24 Şubat 2008 Pazar

Günler

Bir kaç kelime üzerine kurmak gerekir yazıyı
Neden böyle başladım bu kez?
Yolum mu buydu?
Sanki çok mu severdim kalem ile kâğıdı?

Düzenim yitmiş yine. Belki yine kendimi arıyorumdur. Bir bardak çayın içinde ya da bir huzme ışık içinde veya bir önemi var mı? Nefes aldığımı sandığım her yerdeyim işte!

Düz bir yazı olsun bu. Gerçekten düm düz! Satırlarımda kaybolmayayım bu kez. Ama başka bir sarhoşluktur yazmak.
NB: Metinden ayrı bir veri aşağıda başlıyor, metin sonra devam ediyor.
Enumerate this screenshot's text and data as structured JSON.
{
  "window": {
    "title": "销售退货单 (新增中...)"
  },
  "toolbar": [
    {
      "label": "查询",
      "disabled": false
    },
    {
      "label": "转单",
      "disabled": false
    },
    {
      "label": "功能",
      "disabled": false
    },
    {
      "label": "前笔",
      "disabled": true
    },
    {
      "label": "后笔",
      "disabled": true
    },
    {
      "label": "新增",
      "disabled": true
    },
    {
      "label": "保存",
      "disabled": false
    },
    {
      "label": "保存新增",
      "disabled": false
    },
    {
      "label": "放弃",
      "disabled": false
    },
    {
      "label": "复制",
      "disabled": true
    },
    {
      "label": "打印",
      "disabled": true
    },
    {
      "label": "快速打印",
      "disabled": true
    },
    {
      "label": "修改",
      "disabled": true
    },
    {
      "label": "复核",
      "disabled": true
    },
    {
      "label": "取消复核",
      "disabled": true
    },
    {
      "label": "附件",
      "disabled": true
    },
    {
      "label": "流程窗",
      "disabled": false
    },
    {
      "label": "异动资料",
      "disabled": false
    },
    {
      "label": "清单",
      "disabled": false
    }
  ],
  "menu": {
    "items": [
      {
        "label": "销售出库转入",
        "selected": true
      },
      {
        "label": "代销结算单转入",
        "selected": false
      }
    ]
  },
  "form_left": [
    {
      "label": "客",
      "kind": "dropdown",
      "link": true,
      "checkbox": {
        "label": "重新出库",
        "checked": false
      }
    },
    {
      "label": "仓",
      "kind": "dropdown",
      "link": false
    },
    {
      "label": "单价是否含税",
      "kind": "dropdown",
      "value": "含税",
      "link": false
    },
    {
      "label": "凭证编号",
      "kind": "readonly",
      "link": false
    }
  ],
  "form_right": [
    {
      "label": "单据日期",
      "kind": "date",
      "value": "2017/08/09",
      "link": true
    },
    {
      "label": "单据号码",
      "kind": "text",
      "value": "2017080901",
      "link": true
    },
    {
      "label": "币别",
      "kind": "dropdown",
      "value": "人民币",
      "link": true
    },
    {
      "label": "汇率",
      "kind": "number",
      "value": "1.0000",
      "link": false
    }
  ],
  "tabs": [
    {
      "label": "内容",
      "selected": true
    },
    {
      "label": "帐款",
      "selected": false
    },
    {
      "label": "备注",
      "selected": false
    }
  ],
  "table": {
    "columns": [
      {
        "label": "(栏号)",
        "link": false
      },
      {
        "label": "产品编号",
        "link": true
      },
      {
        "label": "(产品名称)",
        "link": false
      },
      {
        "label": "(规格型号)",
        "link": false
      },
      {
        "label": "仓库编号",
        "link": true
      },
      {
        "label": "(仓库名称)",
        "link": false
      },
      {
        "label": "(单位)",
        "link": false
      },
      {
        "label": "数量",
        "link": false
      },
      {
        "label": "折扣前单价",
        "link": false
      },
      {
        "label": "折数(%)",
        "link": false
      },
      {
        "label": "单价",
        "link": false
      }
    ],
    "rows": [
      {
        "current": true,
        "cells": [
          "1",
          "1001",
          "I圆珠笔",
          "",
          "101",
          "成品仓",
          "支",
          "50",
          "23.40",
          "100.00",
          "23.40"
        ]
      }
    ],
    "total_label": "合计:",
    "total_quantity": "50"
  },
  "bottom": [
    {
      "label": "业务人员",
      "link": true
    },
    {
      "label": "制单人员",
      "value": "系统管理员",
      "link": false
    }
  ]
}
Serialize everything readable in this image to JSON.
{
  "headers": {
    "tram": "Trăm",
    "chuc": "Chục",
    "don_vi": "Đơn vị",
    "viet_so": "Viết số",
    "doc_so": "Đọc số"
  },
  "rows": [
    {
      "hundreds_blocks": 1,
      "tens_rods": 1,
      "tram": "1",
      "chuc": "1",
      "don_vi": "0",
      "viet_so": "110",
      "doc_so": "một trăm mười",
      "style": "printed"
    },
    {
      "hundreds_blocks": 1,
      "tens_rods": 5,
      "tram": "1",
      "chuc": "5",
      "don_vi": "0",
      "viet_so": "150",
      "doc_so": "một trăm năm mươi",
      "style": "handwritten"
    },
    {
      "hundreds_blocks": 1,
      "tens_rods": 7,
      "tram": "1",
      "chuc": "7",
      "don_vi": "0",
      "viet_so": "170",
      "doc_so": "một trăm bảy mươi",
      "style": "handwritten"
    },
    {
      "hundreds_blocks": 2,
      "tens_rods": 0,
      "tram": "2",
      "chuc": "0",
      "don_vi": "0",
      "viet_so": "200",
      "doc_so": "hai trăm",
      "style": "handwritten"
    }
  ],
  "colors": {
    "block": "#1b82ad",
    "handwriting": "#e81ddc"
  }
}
Çok az kişi bilir mürekkeple sarhoş olmanın güzelliğini, o renkli, çeşit çeşit kâğıttan mezelerin lezzetini… Hem dinen de bir sakıncası yok. Ahh! Pardon ama bu da toplumdan topluma değişir değil mi? Kiminin Tanrısı izin verir, kimininki kızar. Veya ilk önce izin verir sonra kızar… Ve nedense buna da hep insan karar kılar!

Ne yazayım bu kez? Konu çok mu önemli? İlle de bir şey mi lazım kaleme yön versin. Ya da mecbur mu kalem ille de bir şeye vursun. Uzanmak zorunda mı kader kâğıdın üstüne… Sevmek mi gerek veya kendine dert edinmek mi?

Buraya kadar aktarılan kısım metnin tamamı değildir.